A notícia do abandono da exploração foi avançada na edição de sábado do "Jornal de Notícias". Segundo o jornal, os primeiros alertas foram dados por habitantes das redondezas no passado dia 8. O cheiro dos animais mortos, o barulho feito pelos que, abandonados à fome e à sede, continuavam vivos e aprisionados, e o vagabundear de alguns animais, que se conseguiram soltar entretanto pelas redondezas das explorações, levaram a que a população alertasse as autoridades.
A GNR terá entretanto, mediante queixa de um morador, levantado mesmo um auto de contra-ordenação aos proprietários.

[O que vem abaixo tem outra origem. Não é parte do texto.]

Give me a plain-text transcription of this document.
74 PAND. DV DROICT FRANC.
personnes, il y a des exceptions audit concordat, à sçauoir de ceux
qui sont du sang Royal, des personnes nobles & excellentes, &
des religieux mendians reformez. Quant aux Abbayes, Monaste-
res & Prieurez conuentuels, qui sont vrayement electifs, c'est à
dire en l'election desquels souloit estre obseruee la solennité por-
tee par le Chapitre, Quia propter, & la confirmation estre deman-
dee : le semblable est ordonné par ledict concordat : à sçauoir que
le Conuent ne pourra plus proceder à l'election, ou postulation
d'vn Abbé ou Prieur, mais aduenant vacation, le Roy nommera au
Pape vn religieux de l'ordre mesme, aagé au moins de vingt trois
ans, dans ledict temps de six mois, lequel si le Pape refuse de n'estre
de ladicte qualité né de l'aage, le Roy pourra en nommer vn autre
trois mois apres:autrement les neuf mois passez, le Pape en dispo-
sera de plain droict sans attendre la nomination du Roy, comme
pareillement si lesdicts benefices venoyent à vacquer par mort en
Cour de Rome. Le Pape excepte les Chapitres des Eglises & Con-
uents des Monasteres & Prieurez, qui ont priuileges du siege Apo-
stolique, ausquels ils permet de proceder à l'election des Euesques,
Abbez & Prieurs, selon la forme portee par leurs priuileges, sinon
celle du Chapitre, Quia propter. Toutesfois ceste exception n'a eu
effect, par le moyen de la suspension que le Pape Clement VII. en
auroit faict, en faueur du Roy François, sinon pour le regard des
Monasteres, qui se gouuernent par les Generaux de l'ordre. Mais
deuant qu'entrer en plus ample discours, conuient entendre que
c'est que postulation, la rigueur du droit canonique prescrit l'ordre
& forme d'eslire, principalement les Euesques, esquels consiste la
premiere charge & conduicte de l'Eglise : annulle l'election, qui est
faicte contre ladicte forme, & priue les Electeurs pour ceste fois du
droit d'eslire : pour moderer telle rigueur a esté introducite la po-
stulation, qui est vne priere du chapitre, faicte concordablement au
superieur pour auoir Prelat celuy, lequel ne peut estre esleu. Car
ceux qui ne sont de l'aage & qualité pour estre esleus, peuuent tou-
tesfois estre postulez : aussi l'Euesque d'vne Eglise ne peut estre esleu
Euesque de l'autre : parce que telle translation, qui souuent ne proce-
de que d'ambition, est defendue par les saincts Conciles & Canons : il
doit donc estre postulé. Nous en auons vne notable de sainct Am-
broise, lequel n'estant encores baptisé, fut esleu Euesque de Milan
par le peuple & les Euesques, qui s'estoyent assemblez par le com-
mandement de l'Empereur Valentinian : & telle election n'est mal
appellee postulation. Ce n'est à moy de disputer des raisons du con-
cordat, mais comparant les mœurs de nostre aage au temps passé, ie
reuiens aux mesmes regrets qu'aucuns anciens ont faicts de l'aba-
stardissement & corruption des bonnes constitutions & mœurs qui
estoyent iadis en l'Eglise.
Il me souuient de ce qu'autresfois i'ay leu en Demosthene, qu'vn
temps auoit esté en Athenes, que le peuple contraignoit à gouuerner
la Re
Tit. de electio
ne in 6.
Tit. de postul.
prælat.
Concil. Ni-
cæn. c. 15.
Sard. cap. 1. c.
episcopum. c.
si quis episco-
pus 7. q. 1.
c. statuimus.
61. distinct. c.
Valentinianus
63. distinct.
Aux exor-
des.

Ontem os responsáveis do laboratório de defesa biológica do Exército, uma unidade inaugurada em Fevereiro de 2006, requisitados pela Direcção-geral de Veterinária, visitaram pela primeira vez o local para fazer o levantamento da situação, explicou ao PÚBLICO.PT o tenente médico-veterinário José Freitas, que hoje está no terreno. Esta é a primeira vez que este laboratório do Exército actua.

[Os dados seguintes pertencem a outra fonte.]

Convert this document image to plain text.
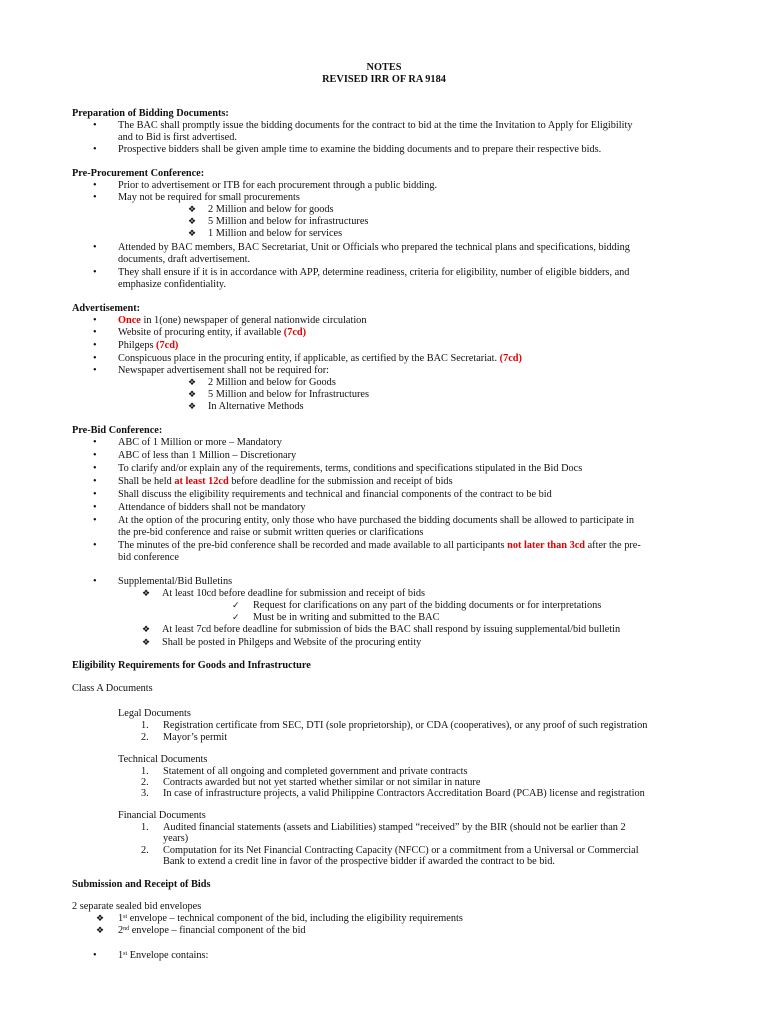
NOTES
REVISED IRR OF RA 9184
Preparation of Bidding Documents:
• The BAC shall promptly issue the bidding documents for the contract to bid at the time the Invitation to Apply for Eligibility
and to Bid is first advertised.
• Prospective bidders shall be given ample time to examine the bidding documents and to prepare their respective bids.
Pre-Procurement Conference:
• Prior to advertisement or ITB for each procurement through a public bidding.
• May not be required for small procurements
❖ 2 Million and below for goods
❖ 5 Million and below for infrastructures
❖ 1 Million and below for services
• Attended by BAC members, BAC Secretariat, Unit or Officials who prepared the technical plans and specifications, bidding
documents, draft advertisement.
• They shall ensure if it is in accordance with APP, determine readiness, criteria for eligibility, number of eligible bidders, and
emphasize confidentiality.
Advertisement:
• Once in 1(one) newspaper of general nationwide circulation
• Website of procuring entity, if available (7cd)
• Philgeps (7cd)
• Conspicuous place in the procuring entity, if applicable, as certified by the BAC Secretariat. (7cd)
• Newspaper advertisement shall not be required for:
❖ 2 Million and below for Goods
❖ 5 Million and below for Infrastructures
❖ In Alternative Methods
Pre-Bid Conference:
• ABC of 1 Million or more – Mandatory
• ABC of less than 1 Million – Discretionary
• To clarify and/or explain any of the requirements, terms, conditions and specifications stipulated in the Bid Docs
• Shall be held at least 12cd before deadline for the submission and receipt of bids
• Shall discuss the eligibility requirements and technical and financial components of the contract to be bid
• Attendance of bidders shall not be mandatory
• At the option of the procuring entity, only those who have purchased the bidding documents shall be allowed to participate in
the pre-bid conference and raise or submit written queries or clarifications
• The minutes of the pre-bid conference shall be recorded and made available to all participants not later than 3cd after the pre-
bid conference
• Supplemental/Bid Bulletins
❖ At least 10cd before deadline for submission and receipt of bids
✓ Request for clarifications on any part of the bidding documents or for interpretations
✓ Must be in writing and submitted to the BAC
❖ At least 7cd before deadline for submission of bids the BAC shall respond by issuing supplemental/bid bulletin
❖ Shall be posted in Philgeps and Website of the procuring entity
Eligibility Requirements for Goods and Infrastructure
Class A Documents
Legal Documents
1. Registration certificate from SEC, DTI (sole proprietorship), or CDA (cooperatives), or any proof of such registration
2. Mayor’s permit
Technical Documents
1. Statement of all ongoing and completed government and private contracts
2. Contracts awarded but not yet started whether similar or not similar in nature
3. In case of infrastructure projects, a valid Philippine Contractors Accreditation Board (PCAB) license and registration
Financial Documents
1. Audited financial statements (assets and Liabilities) stamped “received” by the BIR (should not be earlier than 2
years)
2. Computation for its Net Financial Contracting Capacity (NFCC) or a commitment from a Universal or Commercial
Bank to extend a credit line in favor of the prospective bidder if awarded the contract to be bid.
Submission and Receipt of Bids
2 separate sealed bid envelopes
❖ 1st envelope – technical component of the bid, including the eligibility requirements
❖ 2nd envelope – financial component of the bid
• 1st Envelope contains:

"Colocava-se o risco de perigo para a saúde pública. Por isso foi pedido o auxílio do Exército. Mas a situação está já controlada e os trabalhos de segurança biológica ficarão prontos hoje", afirmou o especialista. Foram encontrados cerca de 50 animais mortos e perto de uma centena vivo mas que teve de ser abatido: “Os animais não estavam doentes mas estavam muito fragilizados, num sofrimento muito grande. A indicação foi para abater”, disse Lopes Jorge, da Direcção Geral de Veterinária, um dos especialistas que estava ontem a conduzir as operações em Álcacer do Sal.

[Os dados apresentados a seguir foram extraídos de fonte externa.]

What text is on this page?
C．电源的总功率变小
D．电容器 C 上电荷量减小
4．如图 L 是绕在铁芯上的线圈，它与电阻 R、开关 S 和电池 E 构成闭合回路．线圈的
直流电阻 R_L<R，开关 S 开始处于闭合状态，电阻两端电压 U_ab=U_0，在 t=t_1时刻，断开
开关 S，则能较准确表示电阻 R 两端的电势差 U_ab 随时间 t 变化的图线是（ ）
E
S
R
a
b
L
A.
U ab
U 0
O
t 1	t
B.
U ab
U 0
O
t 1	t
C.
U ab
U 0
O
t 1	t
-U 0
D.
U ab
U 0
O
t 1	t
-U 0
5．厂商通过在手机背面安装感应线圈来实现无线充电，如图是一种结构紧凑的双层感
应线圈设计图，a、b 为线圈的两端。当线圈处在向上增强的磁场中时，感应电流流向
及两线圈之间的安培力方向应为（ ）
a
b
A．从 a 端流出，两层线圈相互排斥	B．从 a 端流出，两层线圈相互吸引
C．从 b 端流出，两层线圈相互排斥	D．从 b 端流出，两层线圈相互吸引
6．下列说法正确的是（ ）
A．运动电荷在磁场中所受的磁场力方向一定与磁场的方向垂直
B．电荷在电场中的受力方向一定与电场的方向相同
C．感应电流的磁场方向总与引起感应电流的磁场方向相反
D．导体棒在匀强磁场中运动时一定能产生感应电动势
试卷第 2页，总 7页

"Comprovamos que os animais não morreram de nenhuma doença. Morreram de fome e sede", frisou também José Freitas sobre os trabalhos de avaliação de risco biológico feitos pelo seu laboratório. Os especialistas do exército envolvidos no trabalho passaram, mesmo assim, por uma estação de descontaminação, pertencente à Escola Prática de Engenharia, para prevenir eventuais situações de contágio.
Os restantes trabalhos estão agora a cargo da Direcção Geral de Veterinária. Foi aberta uma vala na exploração onde serão incineradas as carcaças dos animais mortos. Os animais vivos serão abatidos em locais próprios.
Para além de porcos, os técnicos no terreno encontraram também 14 bovinos sem registo, que, por esse facto, conforme indica a legislação, também foram encaminhados para serem abatidos.
Situação conhecida desde 2000
Segundo Antonieta Santos, veterinária municipal da Câmara de Alcácer do Sal, a exploração em causa existe desde 2000 e sempre esteve ilegal.
O primeiro pedido de legalização deu entrada na câmara esse ano. Mas por não estarem reunidas todas as condições a legalização foi indiferida. Em 2003 voltou a ser pedida a legalização da exploração, mas o proprietário, segundo conta Antonieta Santos, voltou a não apresentar todas as condições necessárias. Para além do aval do ministério Agricultura, as câmaras têm sempre de dar um parecer positivo à legalização das explorações.
Questionada sobre a razão pela qual, ao longo dos anos, as autoridades nunca tinham mandado encerrar a exploração onde eram criados animais ilegalmente, Antonieta Santos respondeu: “Nunca foi mandada fechar porque nunca abriu realmente”. E afirma que não sabe a quem competia essa fiscalização e o possível encerramento. Mas acrescenta: “O proprietário comercializava os animais.”
O que é inédito na longa história da exploração do Torrão é o abandono a que agora foi votada. “A intervenção agora foi feita tendo em conta o bem-estar animal e a saúde pública”, diz sobre as operações que hoje decorrem a cargo da Direcção Geral de Veterinária e do Exército.
E esta exploração não é caso único. Antonieta Santos refere que o mesmo proprietário detém uma outra exploração de suinicultura legal e que a técnica afirma que estava “muito bem equipada”, mas que agora também terá sido abandonada.
O processo foi agora encaminhado para o Ministério Público.